Now that I’ve retrieved my wife from the grips of her Tower, we are back in Penn Station—because no more trains run out of Grand Central this late—and we see a familiar figure, a man on fentanyl hunched over at 90 degrees. “Is that the same guy from this morning?” My wife said sadly; but I said, given he spent his entire day in the same spot, same position and same trance, he looks to me a whole lot like Westler.

This is an extreme comparison—to compare the default path to a lethal addiction—but it tracks to how I feel, an anger over a design firm kidnapping my very pregnant wife.

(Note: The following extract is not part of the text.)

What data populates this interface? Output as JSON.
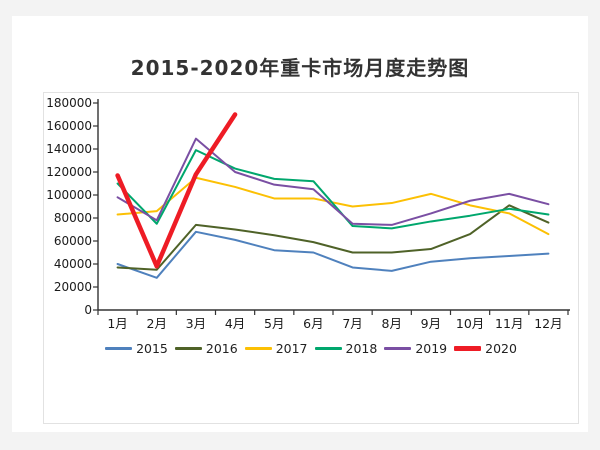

This morning I finally visualized the whole chain of command, the reason she works until 4am, and why 1 AM is considered a “good night”: somewhere in Dubai is a very rich man, and he’s decided to cure the anxiety over his massive pile of money but funding a Tower that, most likely, no one will live in. So he hires a team of henchman, the “client reps,” and it’s their job to dangle glamorous limitless design work to very hungry architects that fear the market could evaporate at any moment. So naturally, the firm accepts the work at half the rate, and I assume half of that is just cut off the top to reward and keep the partners fat (the 80%, the staff—they don’t matter, they are burnt and churnt over, with eager beardless faces eternally sending resumes, because where else in America can you build DUBAI). And so the client, being entitled and aware of our desperation, will throw a screaming fit if my wife and her 2 juniors can’t pull off the labor of 10 people, every single night. Staffing can’t be honest because it’s trying to survive, and business development can’t be selective because it knows it’s runway, and so what emerges is a kind of caste system where office workers are expected to work 80 hour weeks without overtime or questions.